The one cliche that the movie holds is to the idea that "The First Man Wins" that holds that the male character that meets the female character first will win her love in the end of the story. This isn't avoided, as Phoebus is the first of the three men to encounter Esmerelda, seeing her give a street dance while trying to find his way to the Palace of Justice. Upon witinessing guards harass her, he intervenes to stop her, at first appealing to their own decency (seems like a typical guy thing done to impress the girl) before revealing he's the new Captain of the Guard. After the fight scene is over, he recovers some money spilt in the confusion, spies an old beggar, and drops the money into the beggar's cup, and leaves without word... only for the audience to learn that the beggar is Esmerelda in disguise. It's clear from her reaction that she's unsure about Phoebus's interaction and what motivates them. If he gave the beggar the coins, not knowing it was Esmerelda, than it shows that he isn't doing this for his own benefit. If he knew it was her... then not only was he returning to her what was hers to begin with, but symbolically, he recognizes her for what she really is. Whether she trusts him or believes it's an act, he's still doing what is right. It's later demonstrated that his concern for Esmerelda is only motivated because he rejects the policies that persecuted her people and while they may be people beneath his station, they are still people and deserve the treatment of such.

The ultimate cliche of a romance is that the hero gets the girl (or that the girl gets the guy) because real life doesn't work like that. Some examples are that a guy and girl are attracted to each other but can't explore the relationship because one of them is currently dating someone else. When the person finally leaves the relationship and attempts to strike one up with the other... they learn that that person has moved on and is dating someone else. And the back and forth continues. Eventually, the meet later in life and both acknowledge their feelings for the other... but ultimately they decide that those feelings are strong enough that they would never ask them to become the kind of people to leave a relationship they developed on a whim and that the question "Were we meant to be" is to be left at the resolve.
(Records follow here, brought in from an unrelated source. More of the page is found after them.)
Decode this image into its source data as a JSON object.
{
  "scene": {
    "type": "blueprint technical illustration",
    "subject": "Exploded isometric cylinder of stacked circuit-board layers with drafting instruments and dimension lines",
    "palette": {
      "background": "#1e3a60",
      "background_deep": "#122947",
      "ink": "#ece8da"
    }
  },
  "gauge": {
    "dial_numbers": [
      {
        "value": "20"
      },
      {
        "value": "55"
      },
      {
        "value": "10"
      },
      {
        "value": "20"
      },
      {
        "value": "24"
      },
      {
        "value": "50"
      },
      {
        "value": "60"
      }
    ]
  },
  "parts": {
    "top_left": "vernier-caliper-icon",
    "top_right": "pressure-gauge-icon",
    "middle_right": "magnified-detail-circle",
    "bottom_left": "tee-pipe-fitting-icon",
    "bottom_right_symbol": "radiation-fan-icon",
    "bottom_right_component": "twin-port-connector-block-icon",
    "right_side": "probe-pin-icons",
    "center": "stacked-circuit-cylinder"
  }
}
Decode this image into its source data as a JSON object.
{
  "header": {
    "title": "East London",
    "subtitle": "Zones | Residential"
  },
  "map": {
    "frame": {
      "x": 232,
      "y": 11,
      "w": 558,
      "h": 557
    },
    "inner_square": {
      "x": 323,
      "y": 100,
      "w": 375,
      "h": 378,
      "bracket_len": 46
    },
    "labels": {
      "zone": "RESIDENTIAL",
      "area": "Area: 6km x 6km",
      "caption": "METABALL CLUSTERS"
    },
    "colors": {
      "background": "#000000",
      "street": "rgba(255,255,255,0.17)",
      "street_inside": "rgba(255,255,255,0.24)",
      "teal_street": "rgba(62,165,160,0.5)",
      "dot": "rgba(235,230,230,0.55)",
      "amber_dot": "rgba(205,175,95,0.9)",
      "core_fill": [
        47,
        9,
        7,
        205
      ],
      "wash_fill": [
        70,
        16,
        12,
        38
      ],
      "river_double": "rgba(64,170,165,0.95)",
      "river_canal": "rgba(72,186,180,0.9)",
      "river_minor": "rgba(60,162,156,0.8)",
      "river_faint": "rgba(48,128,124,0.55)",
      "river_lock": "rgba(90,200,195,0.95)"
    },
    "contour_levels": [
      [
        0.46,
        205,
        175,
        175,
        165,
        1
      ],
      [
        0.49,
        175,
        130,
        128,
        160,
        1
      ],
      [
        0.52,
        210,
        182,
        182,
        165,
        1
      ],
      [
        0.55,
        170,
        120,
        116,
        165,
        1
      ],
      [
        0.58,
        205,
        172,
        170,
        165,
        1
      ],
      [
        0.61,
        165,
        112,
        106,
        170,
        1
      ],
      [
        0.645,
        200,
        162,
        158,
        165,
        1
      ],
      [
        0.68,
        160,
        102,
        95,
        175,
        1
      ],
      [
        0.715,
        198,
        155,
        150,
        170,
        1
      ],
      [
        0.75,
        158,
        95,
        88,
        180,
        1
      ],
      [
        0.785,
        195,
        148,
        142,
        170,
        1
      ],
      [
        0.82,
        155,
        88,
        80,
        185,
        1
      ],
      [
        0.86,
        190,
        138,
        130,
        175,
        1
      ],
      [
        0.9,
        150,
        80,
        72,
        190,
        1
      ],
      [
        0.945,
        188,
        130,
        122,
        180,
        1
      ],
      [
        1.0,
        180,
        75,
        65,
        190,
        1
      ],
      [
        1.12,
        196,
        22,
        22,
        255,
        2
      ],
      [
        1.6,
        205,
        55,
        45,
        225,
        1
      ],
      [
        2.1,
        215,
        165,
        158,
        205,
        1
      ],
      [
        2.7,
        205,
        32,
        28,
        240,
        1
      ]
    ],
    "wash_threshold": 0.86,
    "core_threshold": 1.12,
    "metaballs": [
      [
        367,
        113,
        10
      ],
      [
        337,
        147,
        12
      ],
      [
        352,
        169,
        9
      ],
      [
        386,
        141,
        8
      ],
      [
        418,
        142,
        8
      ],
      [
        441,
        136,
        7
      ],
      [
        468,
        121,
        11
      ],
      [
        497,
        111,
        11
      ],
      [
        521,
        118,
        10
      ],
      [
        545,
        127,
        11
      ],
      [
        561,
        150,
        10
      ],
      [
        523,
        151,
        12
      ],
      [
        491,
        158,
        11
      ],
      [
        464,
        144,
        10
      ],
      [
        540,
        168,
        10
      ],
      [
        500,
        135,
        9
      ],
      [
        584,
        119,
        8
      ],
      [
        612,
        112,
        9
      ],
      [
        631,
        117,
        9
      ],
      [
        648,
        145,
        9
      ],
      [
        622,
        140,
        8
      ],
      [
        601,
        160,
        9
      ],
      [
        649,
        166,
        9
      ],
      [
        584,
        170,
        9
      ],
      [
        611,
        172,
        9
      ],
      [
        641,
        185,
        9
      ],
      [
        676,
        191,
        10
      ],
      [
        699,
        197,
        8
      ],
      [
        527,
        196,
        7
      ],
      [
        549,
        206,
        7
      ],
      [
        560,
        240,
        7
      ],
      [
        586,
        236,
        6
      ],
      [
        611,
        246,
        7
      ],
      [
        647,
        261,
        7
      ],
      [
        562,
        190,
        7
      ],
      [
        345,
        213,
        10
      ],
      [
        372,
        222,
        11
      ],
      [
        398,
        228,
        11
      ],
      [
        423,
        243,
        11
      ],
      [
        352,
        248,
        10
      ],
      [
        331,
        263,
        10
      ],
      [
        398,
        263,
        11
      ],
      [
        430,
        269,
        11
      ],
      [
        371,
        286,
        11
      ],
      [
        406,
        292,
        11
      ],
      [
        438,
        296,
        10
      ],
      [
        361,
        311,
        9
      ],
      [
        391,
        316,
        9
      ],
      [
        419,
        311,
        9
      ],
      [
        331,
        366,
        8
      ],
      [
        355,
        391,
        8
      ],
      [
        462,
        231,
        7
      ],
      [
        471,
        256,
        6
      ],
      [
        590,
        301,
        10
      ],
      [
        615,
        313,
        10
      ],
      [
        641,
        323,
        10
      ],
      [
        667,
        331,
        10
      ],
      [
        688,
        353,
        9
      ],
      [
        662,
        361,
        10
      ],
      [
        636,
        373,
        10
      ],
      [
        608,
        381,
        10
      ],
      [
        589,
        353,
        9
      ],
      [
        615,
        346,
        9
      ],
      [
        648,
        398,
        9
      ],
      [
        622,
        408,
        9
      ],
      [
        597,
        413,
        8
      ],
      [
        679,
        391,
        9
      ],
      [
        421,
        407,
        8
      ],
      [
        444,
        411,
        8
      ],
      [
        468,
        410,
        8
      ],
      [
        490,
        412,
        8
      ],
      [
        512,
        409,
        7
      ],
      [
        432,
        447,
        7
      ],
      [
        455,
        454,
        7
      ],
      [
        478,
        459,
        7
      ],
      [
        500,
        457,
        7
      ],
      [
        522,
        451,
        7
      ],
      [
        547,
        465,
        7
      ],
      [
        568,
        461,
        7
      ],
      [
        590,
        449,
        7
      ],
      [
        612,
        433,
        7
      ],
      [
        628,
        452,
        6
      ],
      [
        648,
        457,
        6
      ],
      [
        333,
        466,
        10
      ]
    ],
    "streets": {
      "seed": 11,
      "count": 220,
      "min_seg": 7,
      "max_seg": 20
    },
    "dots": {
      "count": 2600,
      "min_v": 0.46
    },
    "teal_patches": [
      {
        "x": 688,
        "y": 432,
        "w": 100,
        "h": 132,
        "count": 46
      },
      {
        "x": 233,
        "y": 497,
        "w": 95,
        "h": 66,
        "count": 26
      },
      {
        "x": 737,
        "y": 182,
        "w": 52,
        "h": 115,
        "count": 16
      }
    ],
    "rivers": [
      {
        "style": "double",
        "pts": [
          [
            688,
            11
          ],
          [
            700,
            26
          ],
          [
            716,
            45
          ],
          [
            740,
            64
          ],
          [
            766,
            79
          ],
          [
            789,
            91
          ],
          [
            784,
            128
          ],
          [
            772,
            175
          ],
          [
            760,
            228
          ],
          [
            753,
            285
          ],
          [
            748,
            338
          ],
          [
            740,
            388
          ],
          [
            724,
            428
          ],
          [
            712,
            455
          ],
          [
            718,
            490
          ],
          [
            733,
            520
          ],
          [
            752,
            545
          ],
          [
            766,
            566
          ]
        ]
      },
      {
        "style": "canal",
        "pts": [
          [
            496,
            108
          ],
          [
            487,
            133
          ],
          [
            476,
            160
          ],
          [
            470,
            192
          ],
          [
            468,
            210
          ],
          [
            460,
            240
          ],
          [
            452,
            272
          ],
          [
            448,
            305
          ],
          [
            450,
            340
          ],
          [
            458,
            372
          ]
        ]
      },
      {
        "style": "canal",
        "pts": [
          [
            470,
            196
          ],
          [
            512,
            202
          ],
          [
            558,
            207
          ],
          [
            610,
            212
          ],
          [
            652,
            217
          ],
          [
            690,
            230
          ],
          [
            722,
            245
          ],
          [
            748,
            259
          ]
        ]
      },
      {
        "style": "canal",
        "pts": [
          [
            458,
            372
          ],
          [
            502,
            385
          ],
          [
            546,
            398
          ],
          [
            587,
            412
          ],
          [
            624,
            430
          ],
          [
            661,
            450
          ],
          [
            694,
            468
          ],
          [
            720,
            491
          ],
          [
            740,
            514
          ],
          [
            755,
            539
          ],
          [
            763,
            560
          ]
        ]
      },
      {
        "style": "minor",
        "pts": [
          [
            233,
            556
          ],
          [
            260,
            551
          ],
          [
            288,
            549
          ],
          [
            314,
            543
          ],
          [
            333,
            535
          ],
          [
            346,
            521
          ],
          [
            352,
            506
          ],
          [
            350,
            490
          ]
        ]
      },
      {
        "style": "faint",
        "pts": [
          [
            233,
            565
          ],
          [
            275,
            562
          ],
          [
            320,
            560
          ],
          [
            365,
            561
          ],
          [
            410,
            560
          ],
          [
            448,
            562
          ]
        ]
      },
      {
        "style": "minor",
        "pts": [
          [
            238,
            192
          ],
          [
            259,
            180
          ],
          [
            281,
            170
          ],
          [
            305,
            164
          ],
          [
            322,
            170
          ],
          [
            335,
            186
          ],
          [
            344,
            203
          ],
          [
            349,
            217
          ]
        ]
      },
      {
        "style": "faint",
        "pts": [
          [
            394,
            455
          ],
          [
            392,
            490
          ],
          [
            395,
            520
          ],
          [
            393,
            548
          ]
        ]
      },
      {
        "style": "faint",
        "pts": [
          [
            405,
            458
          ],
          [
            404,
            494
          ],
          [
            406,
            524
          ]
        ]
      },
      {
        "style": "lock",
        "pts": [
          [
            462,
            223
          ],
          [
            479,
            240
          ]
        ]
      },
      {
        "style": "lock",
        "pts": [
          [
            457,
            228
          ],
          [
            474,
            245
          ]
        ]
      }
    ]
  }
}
Another popular story is that of the "The Lady or the Tiger". The story is of a man who falls in love with a princess who returns his love. However, he is not of noble blood and her father, the king, finds out. For his crime, the king sentences the man to die by being mauled in an area by the Tiger. The night before the execution the princess pleads with her father for hours to let the man live and tells the king of her love for the man. The next morning, the man is walked to area and told to go through the door when the trumpet sounds. He waits alone as the din of the crowd grows and the cheering as a speech is made bellows. Finally the trumpet sounds. The story always ends at this moment, with the narrator asking the audience which of the titular duo did the man meet when he opened the door.

Here the twist is that the conclusion of the story is that the conclusion is based wholly on the nature of the reader. That the crux of the story hinges on the fact that the build up is more important than the outcome... the answer will change the story and the emotional weight, but is never given and left to the reader to surmise the true meaning of the story and ascribe that meaning they choose to assign. Is it a happy story? Or is it a sad one? It says more about you than it does about the storyteller.


My suggestion would be, write the romance first, pick out as many phrases from it as you can, and search them up. If you receive many results, especially from excerpts or in a list of clichés, then it probably is a cliché.

The definition of cliché can be loose. One person may think it a cliché, while another doesn't. Most metaphors and similes are considered clichés, so you may want to avoid them, unless you came up with them yourself and cannot find a search result for them.

A plot form can also be a cliché. If you can't find an original plot idea, you are perfectly allowed to take a clichéd one, then twist it. Reinventing can be just as fun as inventing.